Statistical Mechanics, which is due primarily to Maxwell, Gibbs, and Boltzmann in the ninetieth century, has
proven to be useful model for drawing inferences about the collective behavior of individual objects that interact
according to a known force law (which for more general usage is referred to as interacting units.). Collective
behavior is determined not by computing F = ma for each interacting unit because the problem is mathematically
intractable. Instead, one computes the partition function for the collection of interacting units and predicts
statistical behavior from the partition function. Statistical mechanics was united with Bayesian inference by
Jaynes [4]. As a continuation, Shannon [7] demonstrated that the partition function assignment of probabilities
via the interaction Hamiltonian is the solution to Bayesian assignment of probabilities (based on the maximum
entropy method with known means and standard deviations). Once this technique has been applied to a variety
of problems and obtained a solution, one can, of course, solve the inverse problem of to determine the solution to
an inverse problem to determine what interaction model gives rise to a given probability assignment [1] and [8].
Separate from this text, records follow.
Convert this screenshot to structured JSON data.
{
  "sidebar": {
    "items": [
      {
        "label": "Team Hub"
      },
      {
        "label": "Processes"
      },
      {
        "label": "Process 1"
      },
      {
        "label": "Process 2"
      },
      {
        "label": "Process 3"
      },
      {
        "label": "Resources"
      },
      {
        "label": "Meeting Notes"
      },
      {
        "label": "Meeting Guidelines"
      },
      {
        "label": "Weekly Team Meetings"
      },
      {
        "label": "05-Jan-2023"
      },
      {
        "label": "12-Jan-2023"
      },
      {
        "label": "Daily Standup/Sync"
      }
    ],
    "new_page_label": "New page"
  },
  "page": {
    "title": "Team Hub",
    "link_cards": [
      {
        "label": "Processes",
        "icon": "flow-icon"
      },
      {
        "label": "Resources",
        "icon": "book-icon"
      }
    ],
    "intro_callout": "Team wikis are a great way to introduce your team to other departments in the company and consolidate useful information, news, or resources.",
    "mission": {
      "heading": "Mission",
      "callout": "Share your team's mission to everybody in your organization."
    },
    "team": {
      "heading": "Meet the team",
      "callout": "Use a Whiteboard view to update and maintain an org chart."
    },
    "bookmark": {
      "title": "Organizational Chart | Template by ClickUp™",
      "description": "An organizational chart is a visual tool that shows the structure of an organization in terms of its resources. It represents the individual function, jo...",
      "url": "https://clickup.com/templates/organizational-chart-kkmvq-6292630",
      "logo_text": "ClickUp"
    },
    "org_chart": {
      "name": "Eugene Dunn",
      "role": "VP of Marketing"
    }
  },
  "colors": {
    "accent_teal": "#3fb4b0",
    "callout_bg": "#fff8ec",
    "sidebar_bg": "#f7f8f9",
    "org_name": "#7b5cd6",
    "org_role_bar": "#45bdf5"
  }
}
The usage of statistical mechanics allows one can draw general inferences about any complex system including
networks [5] by defining "energy", "heat capacity", "temperature", and other thermodynamic characteristics
of most complex systems based on the common standard of the Helmholtz free energy. Principle has noted
that the aspect of entropy used in reasoning with uncertainty may not be the most appropriate entropy for
learning mechanisms [6]. Instead he has explored using Renyi entropy and derived a form of information learning
dynamics that has some promising features [2]. To fully realize the potential of the usage of a more generalized
entropy to the three aspects of survival, we suggest some connections to the free energy and learning. We also
connect some aspects of sensing to probability distributions that suggest why certain search strategies perform
better than others. In making these connections, we suggest a fundamental connection waits to be discovered
between inference, learning, and related to the manner in which sensing mechanisms perform.